Par un jugement n° 1801904 du 23 juillet 2020, le tribunal administratif de Limoges a rejeté sa demande.
Procédure devant la cour :
Par une requête et deux mémoires, enregistrés le 22 septembre 2020, le 18 mai 2021 et le 7 avril 2022, M. A..., représenté par Me Plas, demande à la cour, dans le dernier état de ses écritures :
1°) d'annuler ce jugement du tribunal administratif de Limoges du 23 juillet 2020 en tant qu'il rejette sa demande tendant à la condamnation de l'État à l'indemniser des préjudices subis du fait de l'illégalité fautive de l'arrêté préfectoral du 29 décembre 2017 ;
2°) d'annuler l'arrêté du 29 décembre 2017 par lequel le préfet de la Creuse a ordonné la saisie définitive de ses armes, ensemble la décision de rejet de son recours gracieux du 28 mai 2018 ;
3°) de condamner l'État à lui verser la somme de 5 000 euros en réparation de ses préjudices financiers, moraux et des troubles dans ses conditions d'existence.

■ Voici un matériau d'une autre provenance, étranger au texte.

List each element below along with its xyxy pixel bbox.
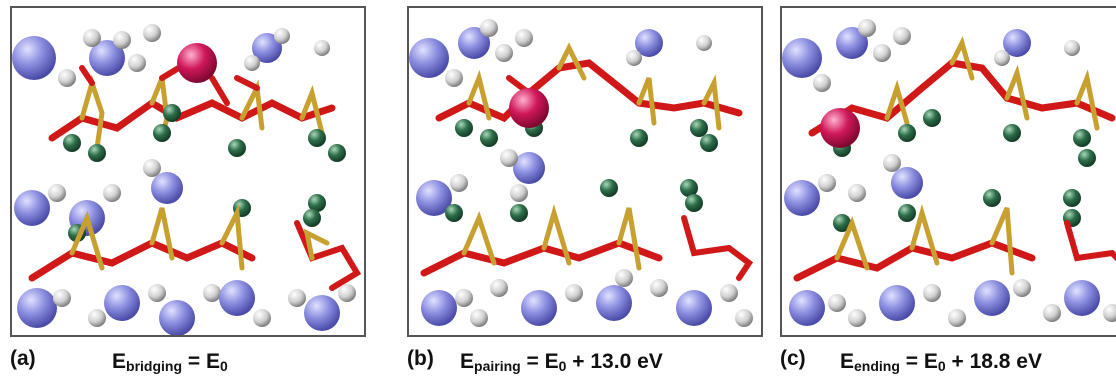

4°) de mettre à la charge de l'État le paiement d'une somme de 2 000 euros au titre de l'article L. 761-1 du code de justice administrative.
Il soutient que :
- l'arrêté attaqué est entaché d'une erreur de droit dès lors que le préfet a méconnu l'autorité de la chose jugée en ne procédant pas à la restitution de ses armes à la suite du jugement du 19 octobre 2017 par lequel le tribunal administratif de Limoges a annulé l'arrêté du 22 juillet 2015 ;
- de plus, cet arrêté est entaché d'une erreur d'appréciation dès lors que, conformément à l'article R. 312-6 du code de la sécurité intérieure, le certificat médical du 5 décembre 2017 établit que son état de santé ne présente aucune contre-indication à la détention d'armes et à la pratique de la chasse ;
- il est en droit d'obtenir la réparation des préjudices subis en raison de l'illégalité de l'arrêté concerné.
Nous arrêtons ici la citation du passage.